Schools ban photos to stamp out cyber bullies
SCHOOLS have been told to ban all students from taking photographs of other pupils or members of staff under new guidelines to combat cyber bullying.
The radical advice from secondary school managers is the latest move in the drive to combat electronic bullying through social media websites, text and picture messaging, email, chatrooms and gaming sites.
In its advice to 400 schools sent out last week, the Joint Managerial Body (JMB) said the only exception should be when the pictures were specifically required for a school project.
The damage caused by cyber-bullying, which has been linked to some recent teen suicides in Ireland, has forced schools to improve their response to the fast-growing problem.
A ban on the generally harmless activity of taking photographs in school, other than in limited circumstances, shows the extent to which the management body has to go to protect its staff and pupils in the age of social media.
Other school management bodies are also taking action to tackle the cyber bullies.
The Association of Community and Comprehensive Schools (ACCS) recently advised its 93 schools to strengthen their codes of behaviour to cover breaches of discipline arising from the misuse of online data or social media, and to include as possible punishment student suspension or expulsion.
A ban on the generally harmless activity of taking photos in school, other than in limited circumstances, shows the extent to which the management body has to go to protect its staff and pupils in the age of social media.
The JMB sent out advice to its member schools last week and other school management bodies are also taking action.
The Association of Community and Comprehensive Schools (ACCS) has advised its 93 schools to strengthen their codes of behaviour to cover misuse of online data and to include as punishment student suspension or expulsion.
ACCS general secretary Ciaran Flynn said they have had to deal with a number of issues recently, including separate incidents where students set up hoax Facebook pages in the names of a principal and another student.

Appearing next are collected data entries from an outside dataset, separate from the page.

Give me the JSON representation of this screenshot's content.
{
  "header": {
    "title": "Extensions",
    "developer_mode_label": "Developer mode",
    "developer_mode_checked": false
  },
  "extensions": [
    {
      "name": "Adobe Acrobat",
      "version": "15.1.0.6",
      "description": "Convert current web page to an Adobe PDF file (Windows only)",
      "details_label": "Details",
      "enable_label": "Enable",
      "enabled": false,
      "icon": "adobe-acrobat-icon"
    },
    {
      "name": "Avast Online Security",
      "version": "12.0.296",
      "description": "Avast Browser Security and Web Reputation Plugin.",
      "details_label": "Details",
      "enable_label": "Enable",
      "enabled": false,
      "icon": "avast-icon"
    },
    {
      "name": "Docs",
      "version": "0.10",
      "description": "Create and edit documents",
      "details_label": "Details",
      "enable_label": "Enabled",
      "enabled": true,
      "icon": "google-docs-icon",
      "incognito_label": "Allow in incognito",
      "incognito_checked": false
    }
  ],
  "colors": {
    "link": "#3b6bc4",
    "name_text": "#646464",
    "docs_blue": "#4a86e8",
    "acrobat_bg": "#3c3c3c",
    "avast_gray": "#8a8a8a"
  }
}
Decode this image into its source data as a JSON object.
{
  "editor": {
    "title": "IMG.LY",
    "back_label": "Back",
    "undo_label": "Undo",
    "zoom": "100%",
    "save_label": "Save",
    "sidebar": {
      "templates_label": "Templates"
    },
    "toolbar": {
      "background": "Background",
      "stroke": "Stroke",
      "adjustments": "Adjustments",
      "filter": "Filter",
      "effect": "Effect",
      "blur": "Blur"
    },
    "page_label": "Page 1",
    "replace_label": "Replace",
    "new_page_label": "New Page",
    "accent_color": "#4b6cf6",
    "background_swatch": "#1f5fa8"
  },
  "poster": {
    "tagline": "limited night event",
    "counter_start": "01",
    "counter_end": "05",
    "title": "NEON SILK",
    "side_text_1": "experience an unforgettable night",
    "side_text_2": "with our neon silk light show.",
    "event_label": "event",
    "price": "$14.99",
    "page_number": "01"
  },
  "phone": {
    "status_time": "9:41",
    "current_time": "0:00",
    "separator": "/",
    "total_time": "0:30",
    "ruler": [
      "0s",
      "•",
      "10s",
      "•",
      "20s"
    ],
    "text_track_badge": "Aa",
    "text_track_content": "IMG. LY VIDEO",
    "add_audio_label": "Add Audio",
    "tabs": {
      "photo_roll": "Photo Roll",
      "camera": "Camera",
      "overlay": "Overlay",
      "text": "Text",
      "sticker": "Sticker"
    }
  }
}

The Irish Vocational Education Association, which represents 258 schools, expects to have a set of procedures for dealing with cyber bullying ready by the end of the year.
Education Minister Ruairi Quinn also has an expert group working on new rules for schools around all forms of bullying, including cyber bullying.

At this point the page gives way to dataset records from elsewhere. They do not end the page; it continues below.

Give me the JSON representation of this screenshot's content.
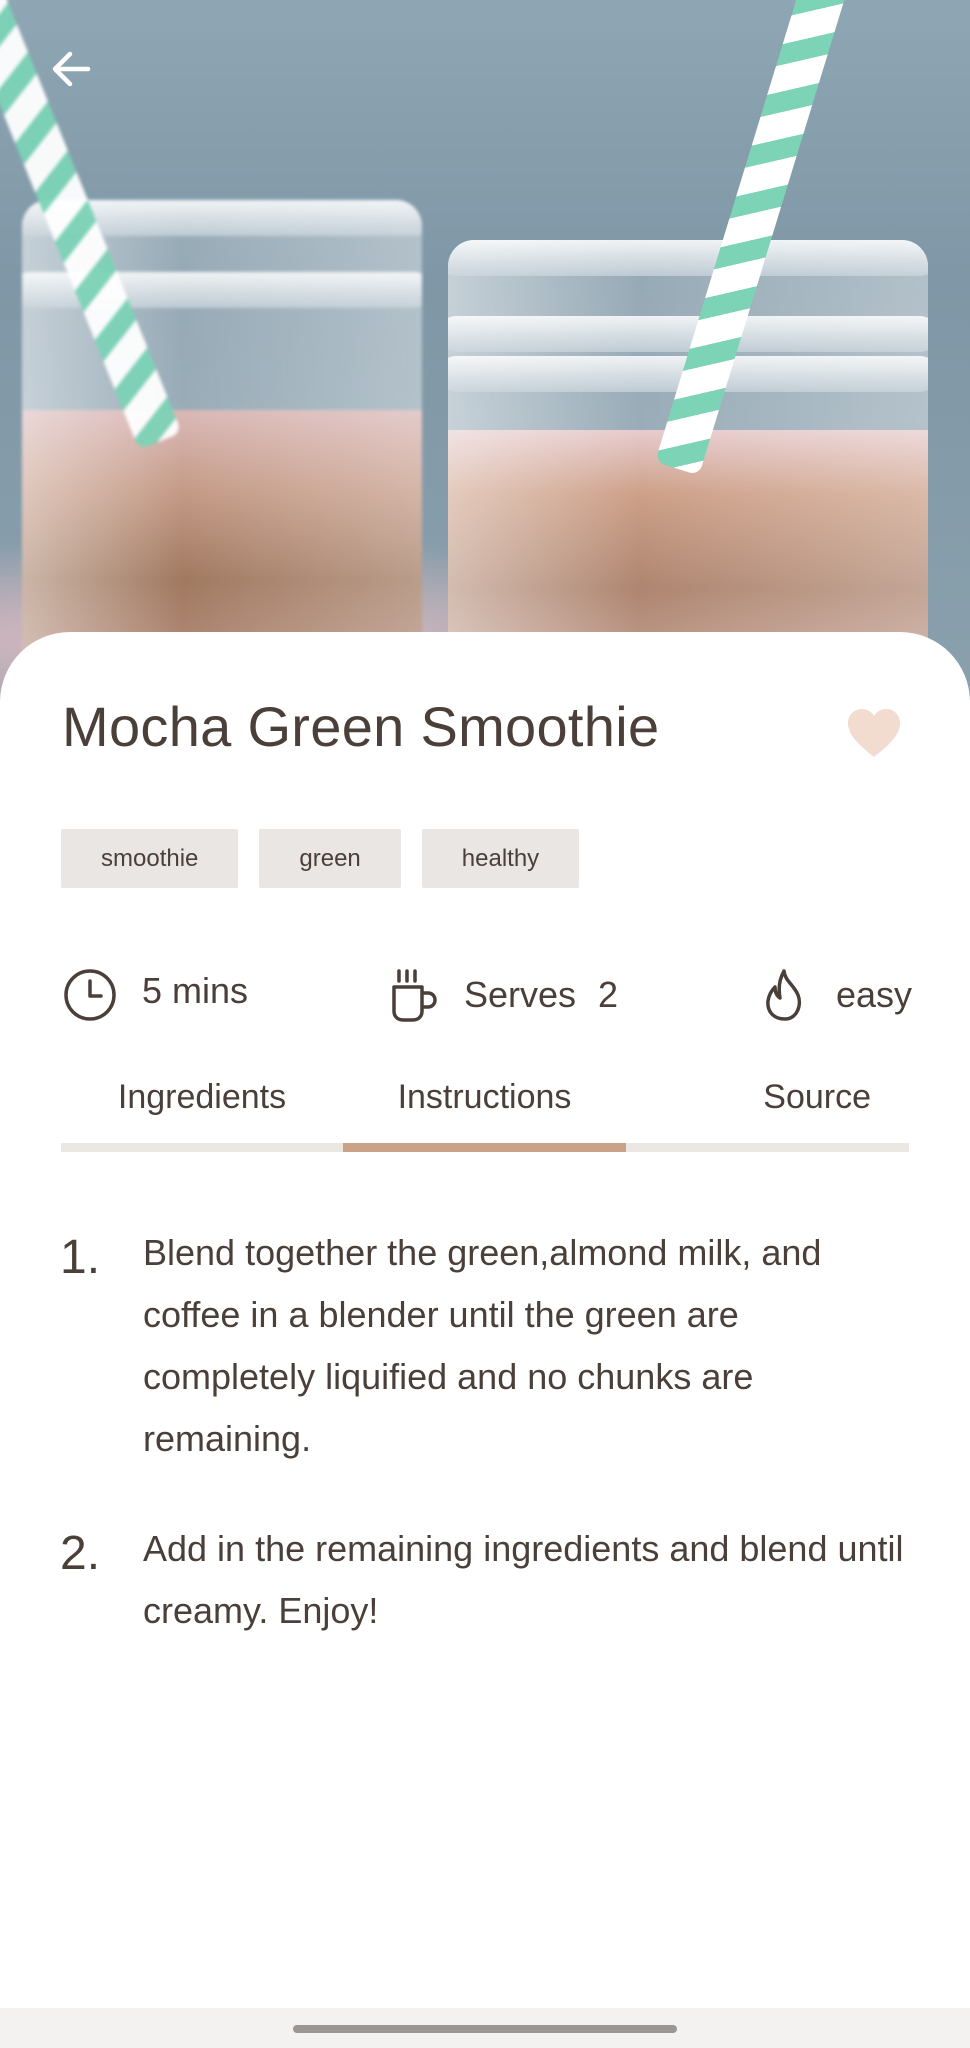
{
  "recipe": {
    "title": "Mocha Green Smoothie",
    "tags": [
      "smoothie",
      "green",
      "healthy"
    ],
    "time": "5 mins",
    "serves_label": "Serves",
    "serves_count": "2",
    "difficulty": "easy"
  },
  "tabs": [
    {
      "label": "Ingredients",
      "active": false
    },
    {
      "label": "Instructions",
      "active": true
    },
    {
      "label": "Source",
      "active": false
    }
  ],
  "instructions": [
    {
      "number": "1.",
      "text": "Blend together the green,almond milk, and coffee in a blender until the green are completely liquified and no chunks are remaining."
    },
    {
      "number": "2.",
      "text": "Add in the remaining ingredients and blend until creamy. Enjoy!"
    }
  ],
  "icons": {
    "back": "arrow-left-icon",
    "favorite": "heart-icon",
    "time": "clock-icon",
    "serves": "cup-icon",
    "difficulty": "flame-icon"
  },
  "colors": {
    "text": "#4a3f39",
    "accent": "#c9a287",
    "favorite": "#f1dccf",
    "tag_bg": "#e9e6e4",
    "tab_track": "#ebe7e3"
  }
}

JMB general secretary Ferdia Kelly told the Irish Independent that there was an emerging consensus that the most effective and lasting way of preventing bullying was through a whole-school approach.
This involves school policies in areas such as anti-bullying initiatives, codes of behaviour and the use of social media as an educational tool, as well as the involvement of parents.

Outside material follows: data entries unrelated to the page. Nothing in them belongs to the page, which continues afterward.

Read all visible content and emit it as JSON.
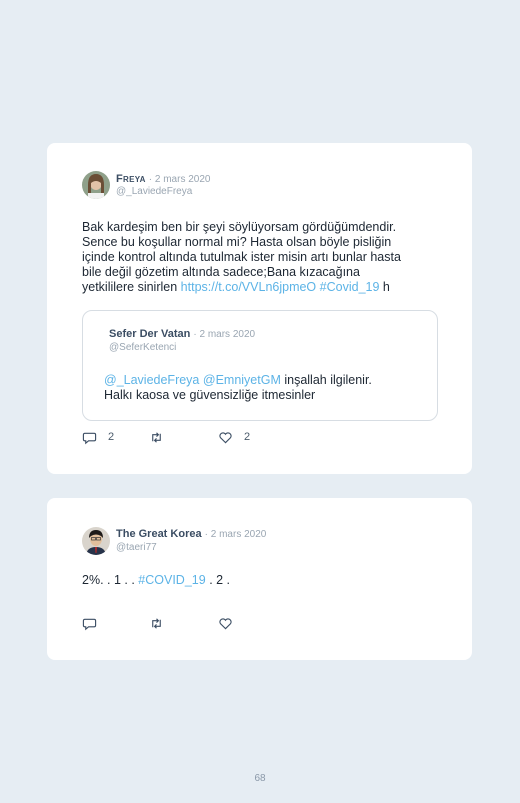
{
  "tweets": [
    {
      "author": "Freya",
      "date": "· 2 mars 2020",
      "handle": "@_LaviedeFreya",
      "text_parts": [
        "Bak kardeşim ben bir şeyi söylüyorsam gördüğümdendir.",
        "Sence bu koşullar normal mi? Hasta olsan böyle pisliğin",
        "içinde kontrol altında tutulmak ister misin artı bunlar hasta",
        "bile değil gözetim altında sadece;Bana kızacağına",
        "yetkililere sinirlen"
      ],
      "link": "https://t.co/VVLn6jpmeO",
      "hashtag": "#Covid_19",
      "trailing": "h",
      "quoted": {
        "author": "Sefer Der Vatan",
        "date": "· 2 mars 2020",
        "handle": "@SeferKetenci",
        "mention1": "@_LaviedeFreya",
        "mention2": "@EmniyetGM",
        "text_line1": "inşallah ilgilenir.",
        "text_line2": "Halkı kaosa ve güvensizliğe itmesinler"
      },
      "actions": {
        "replies": "2",
        "retweets": "",
        "likes": "2"
      }
    },
    {
      "author": "The Great Korea",
      "date": "· 2 mars 2020",
      "handle": "@taeri77",
      "text_before": "2%. . 1 . .",
      "hashtag": "#COVID_19",
      "text_after": ". 2 .",
      "actions": {
        "replies": "",
        "retweets": "",
        "likes": ""
      }
    }
  ],
  "page_number": "68",
  "icons": {
    "reply": "reply-icon",
    "retweet": "retweet-icon",
    "like": "heart-icon"
  },
  "colors": {
    "background": "#e6edf3",
    "card": "#ffffff",
    "link": "#5cb3e6"
  }
}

Cyber bullying in school communities is found mainly between students, while there are increasing reports of student-to-staff cyber bullying.
A key focus of the updated JMB guidelines is on social media sites, such as Facebook or Twitter, which many teachers now use as effective educational tools.
The big challenge for schools is to ensure that the use of such sites does not facilitate cyber bullying or breaches of privacy, and the guidelines provide practical suggestions on how to safeguard those involved.
The JMB warns: "Connecting with students on social media sites can seem like an effective means of communication.
"However, this gives students potential to access personal information about teachers and the opportunity to target them with abusive behaviour."
Part of the advice to teachers is to not use their personal Twitter or Facebook accounts for any school-related projects, but to set up separate accounts.
Teachers are also told to avoid connecting directly with students by using Facebook pages and to protect their tweets on Twitter, whether for personal or school-related purpose, so that they are only viewable by approved users.
On the subject of pictures, the guidelines say students should not be allowed to take pictures of staff or other students unless specifically required for a school project
Principals have had to deal with situations where pictures taken in the classroom, or elsewhere in the school, have been posted online, inappropriately.